Since 2021, falling property prices have eroded household wealth, weakening consumer spending—a key area China hopes to bolster this year. Restoring confidence in the sector is crucial to stabilizing domestic demand.
Economists point to a precedent: In 2015, China used a major monetary and fiscal stimulus package to finance a nationwide shantytown renovation program, which boosted housing demand and cleared excess inventory. A similar approach could be used again.
“In China, the most powerful macro policy is a merge of monetary, fiscal, and housing policies,” said Larry Hu, chief China economist at Macquarie Group. “They will use that if exports slow sharply.”
Another tool at China’s disposal is currency devaluation, which has been used in past trade conflicts to offset the impact of U.S. tariffs.
During the 2018–2019 trade war, the yuan depreciated by 11.5% against the U.S. dollar, softening the blow of American tariffs. A similar move today could help make Chinese exports more competitive, cushioning some of the damage.
However, Beijing faces constraints. The yuan is already near the weaker end of its preferred range, and a deliberate devaluation could trigger capital outflows, destabilizing financial markets.
Still, analysts believe China could allow the yuan to weaken beyond 7.3 per dollar while implementing at least a 50-basis-point interest rate cut.
Despite Trump’s aggressive tariffs, Xi has so far responded with measured steps rather than drastic retaliatory actions. China has signaled its willingness to endure short-term pain in order to maintain long-term stability.
However, the rhetoric is heating up. Hours after Beijing reaffirmed its 5% growth target, China’s embassy in the U.S. issued a bold statement on social media:
“If war is what the US wants, be it a tariff war, a trade war, or any other type of war, we’re ready to fight till the end.”
This statement suggests that while China is currently exercising restraint, it is prepared to escalate if the situation worsens.
The coming months will be critical.
April: China will release its first-quarter GDP data, providing a clearer picture of the tariff impact.
April–May: The Politburo’s economic meeting will determine whether additional stimulus is necessary.

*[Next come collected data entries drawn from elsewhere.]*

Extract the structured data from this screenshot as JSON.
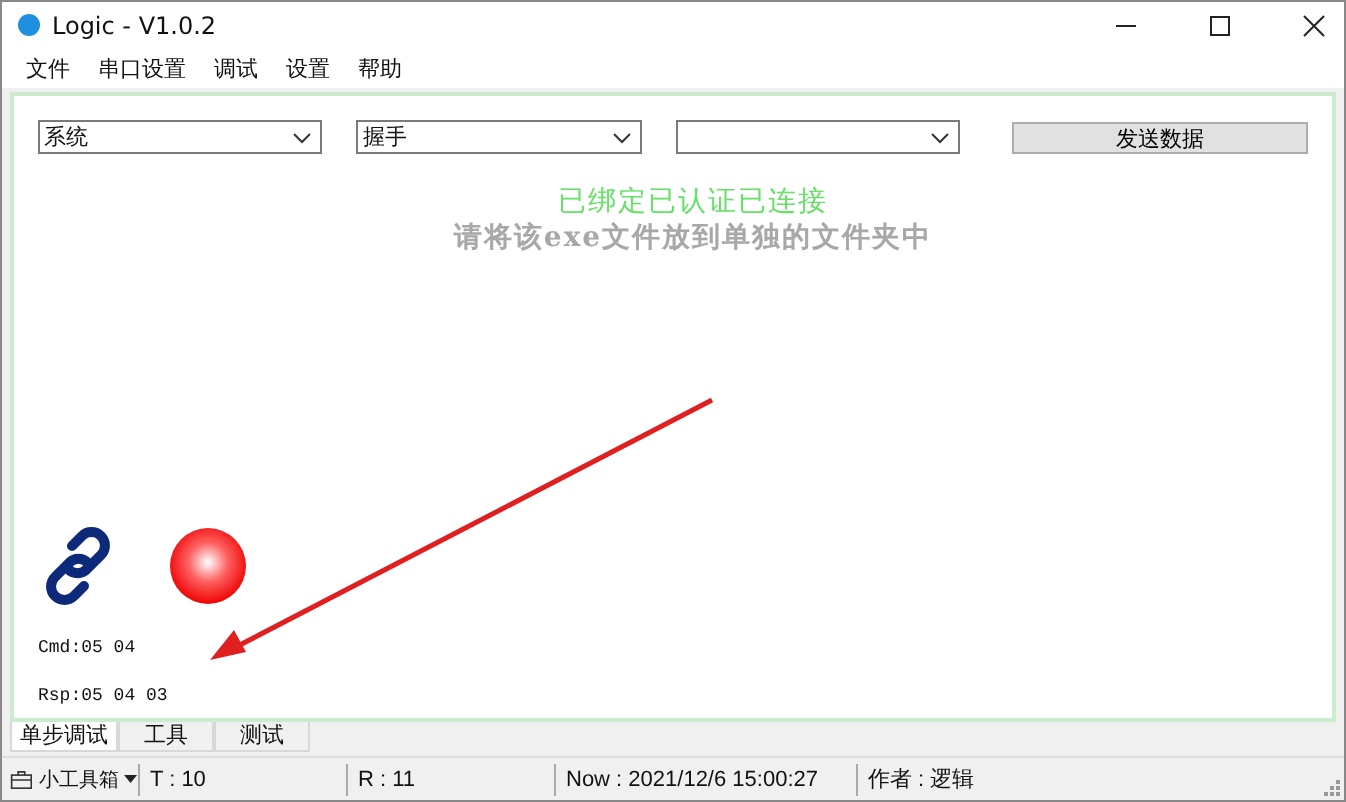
{
  "window": {
    "title": "Logic - V1.0.2"
  },
  "menu": [
    "文件",
    "串口设置",
    "调试",
    "设置",
    "帮助"
  ],
  "selectors": [
    {
      "value": "系统"
    },
    {
      "value": "握手"
    }
  ],
  "send_button": "发送数据",
  "status_text": "已绑定已认证已连接",
  "hint_text": "请将该exe文件放到单独的文件夹中",
  "cmd": "Cmd:05 04",
  "rsp": "Rsp:05 04 03",
  "tabs": [
    {
      "label": "单步调试",
      "selected": true
    },
    {
      "label": "工具",
      "selected": false
    },
    {
      "label": "测试",
      "selected": false
    }
  ],
  "status_bar": {
    "toolbox": "小工具箱",
    "fields": [
      "T : 10",
      "R : 11",
      "Now : 2021/12/6 15:00:27",
      "作者 : 逻辑"
    ]
  }
}
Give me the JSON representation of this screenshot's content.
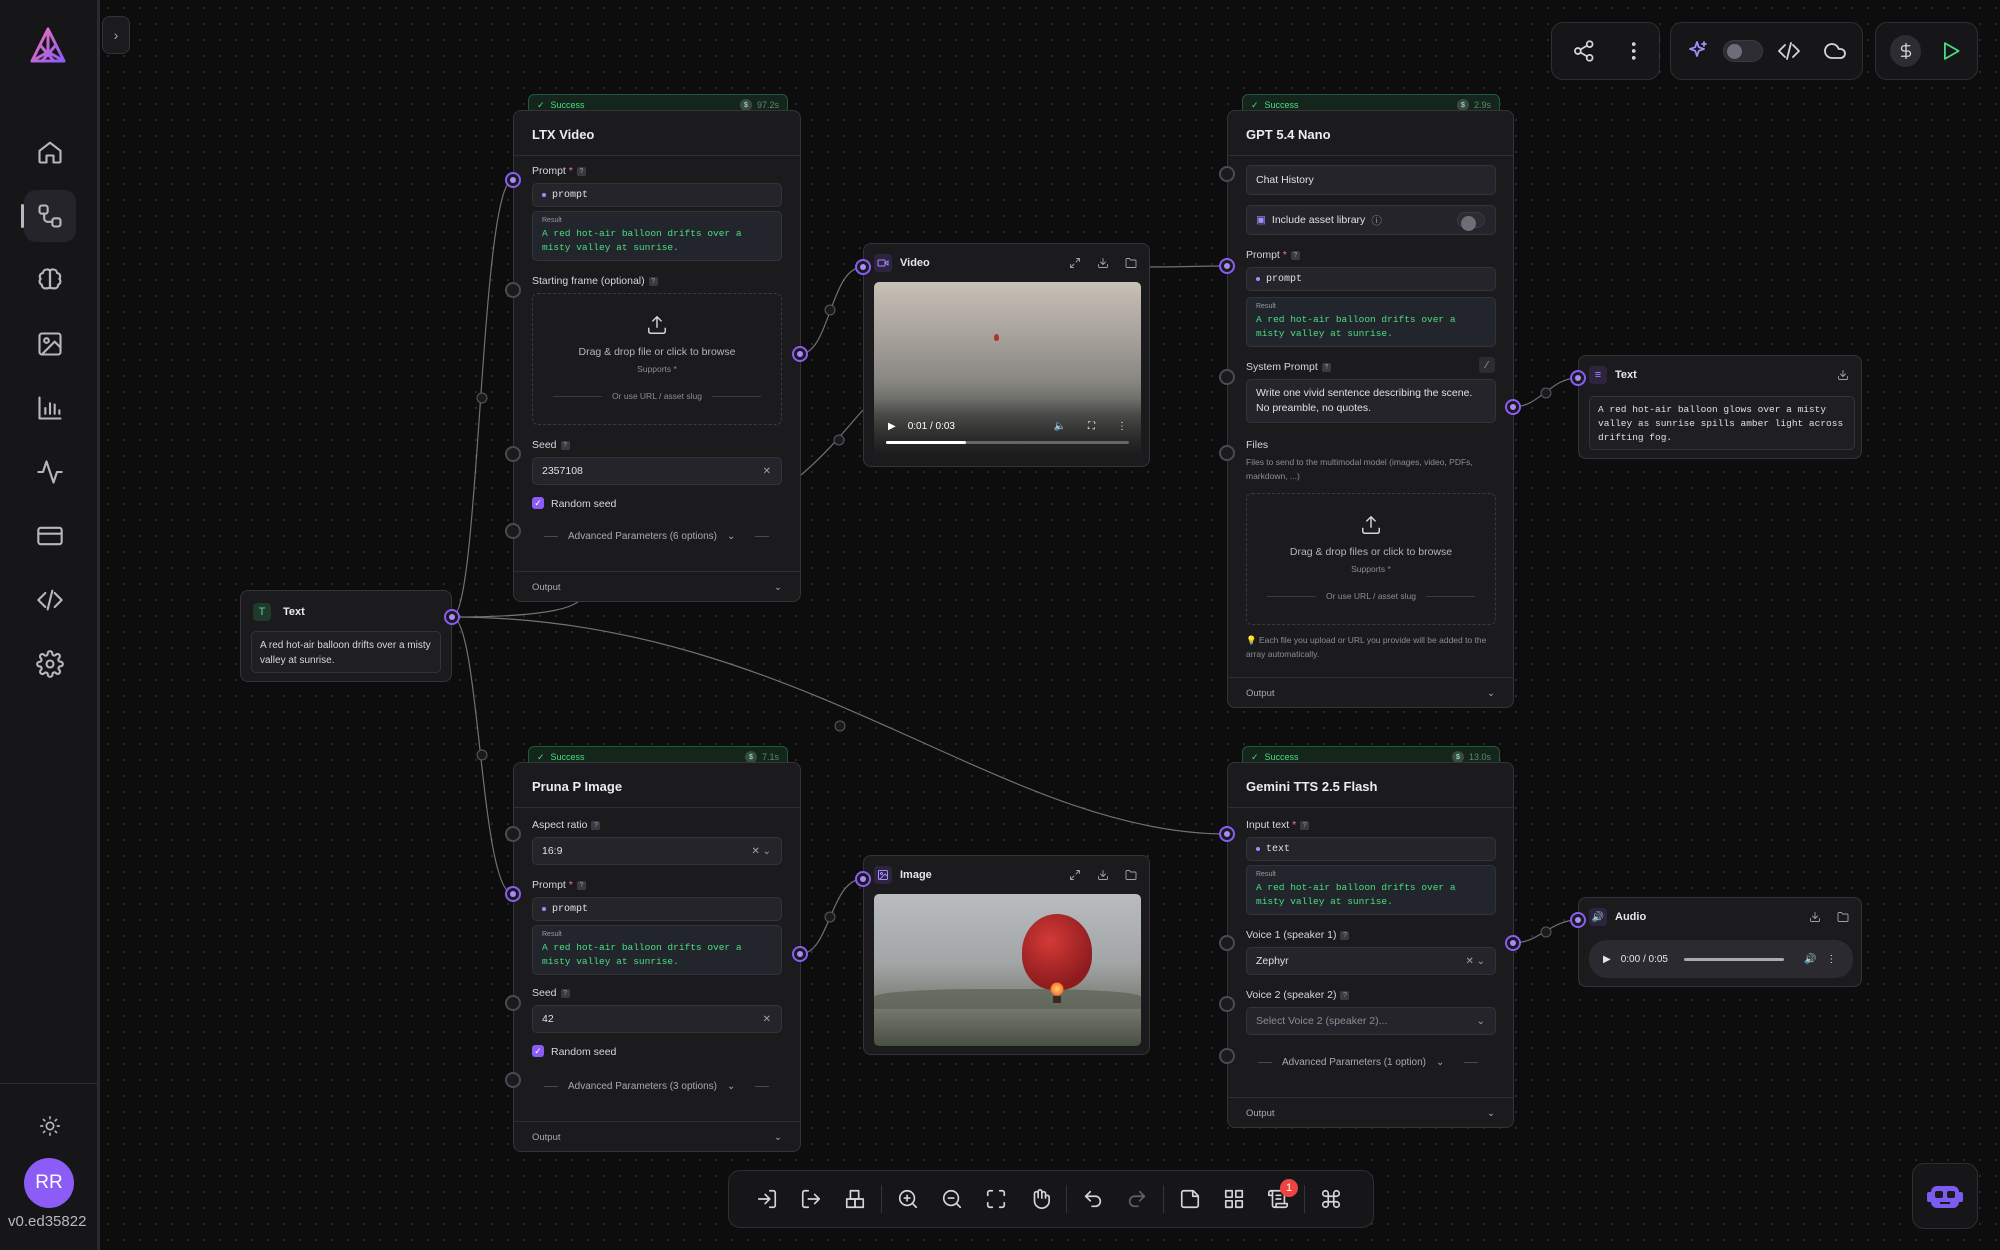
{
  "app": {
    "version": "v0.ed35822",
    "user_initials": "RR"
  },
  "sidebar": {
    "items": [
      {
        "name": "home",
        "icon": "home-icon"
      },
      {
        "name": "workflows",
        "icon": "workflow-icon",
        "active": true
      },
      {
        "name": "models",
        "icon": "brain-icon"
      },
      {
        "name": "assets",
        "icon": "image-icon"
      },
      {
        "name": "analytics",
        "icon": "bar-chart-icon"
      },
      {
        "name": "activity",
        "icon": "activity-icon"
      },
      {
        "name": "billing",
        "icon": "credit-card-icon"
      },
      {
        "name": "api",
        "icon": "code-icon"
      },
      {
        "name": "settings",
        "icon": "gear-icon"
      }
    ]
  },
  "nodes": {
    "text_input": {
      "title": "Text",
      "value": "A red hot-air balloon drifts over a misty valley at sunrise."
    },
    "ltx": {
      "status": "Success",
      "time": "97.2s",
      "title": "LTX Video",
      "prompt_label": "Prompt",
      "prompt_chip": "prompt",
      "result_label": "Result",
      "result_text": "A red hot-air balloon drifts over a misty valley at sunrise.",
      "frame_label": "Starting frame (optional)",
      "dz_text": "Drag & drop file or click to browse",
      "dz_sub": "Supports *",
      "dz_url": "Or use URL / asset slug",
      "seed_label": "Seed",
      "seed_value": "2357108",
      "random_seed": "Random seed",
      "advanced": "Advanced Parameters (6 options)",
      "output": "Output"
    },
    "video": {
      "title": "Video",
      "time": "0:01 / 0:03",
      "progress": 0.33
    },
    "gpt": {
      "status": "Success",
      "time": "2.9s",
      "title": "GPT 5.4 Nano",
      "chat_history": "Chat History",
      "asset_library": "Include asset library",
      "prompt_label": "Prompt",
      "prompt_chip": "prompt",
      "result_label": "Result",
      "result_text": "A red hot-air balloon drifts over a misty valley at sunrise.",
      "system_label": "System Prompt",
      "system_text": "Write one vivid sentence describing the scene. No preamble, no quotes.",
      "files_label": "Files",
      "files_desc": "Files to send to the multimodal model (images, video, PDFs, markdown, ...)",
      "dz_text": "Drag & drop files or click to browse",
      "dz_sub": "Supports *",
      "dz_url": "Or use URL / asset slug",
      "note": "💡 Each file you upload or URL you provide will be added to the array automatically.",
      "output": "Output"
    },
    "text_output": {
      "title": "Text",
      "value": "A red hot-air balloon glows over a misty valley as sunrise spills amber light across drifting fog."
    },
    "pruna": {
      "status": "Success",
      "time": "7.1s",
      "title": "Pruna P Image",
      "aspect_label": "Aspect ratio",
      "aspect_value": "16:9",
      "prompt_label": "Prompt",
      "prompt_chip": "prompt",
      "result_label": "Result",
      "result_text": "A red hot-air balloon drifts over a misty valley at sunrise.",
      "seed_label": "Seed",
      "seed_value": "42",
      "random_seed": "Random seed",
      "advanced": "Advanced Parameters (3 options)",
      "output": "Output"
    },
    "image": {
      "title": "Image"
    },
    "gemini": {
      "status": "Success",
      "time": "13.0s",
      "title": "Gemini TTS 2.5 Flash",
      "input_label": "Input text",
      "input_chip": "text",
      "result_label": "Result",
      "result_text": "A red hot-air balloon drifts over a misty valley at sunrise.",
      "voice1_label": "Voice 1 (speaker 1)",
      "voice1_value": "Zephyr",
      "voice2_label": "Voice 2 (speaker 2)",
      "voice2_placeholder": "Select Voice 2 (speaker 2)...",
      "advanced": "Advanced Parameters (1 option)",
      "output": "Output"
    },
    "audio": {
      "title": "Audio",
      "time": "0:00 / 0:05"
    }
  },
  "toolbar_bottom": {
    "notification_count": "1"
  },
  "colors": {
    "accent": "#8b5cf6",
    "success": "#4ade80",
    "badge": "#ef4444"
  }
}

Mid-2025: If tariffs escalate to 60%, Beijing may have to respond with more forceful measures.
With tensions rising, global markets are watching closely. Will China double down on stimulus, or will it negotiate with Trump? Either way, the battle for economic dominance between Washington and Beijing is far from over.
One thing is certain: Xi’s 5% growth goal is no longer just an economic target—it’s a political statement. And with Trump tightening the screws, China’s response could shape the next chapter of global economic history.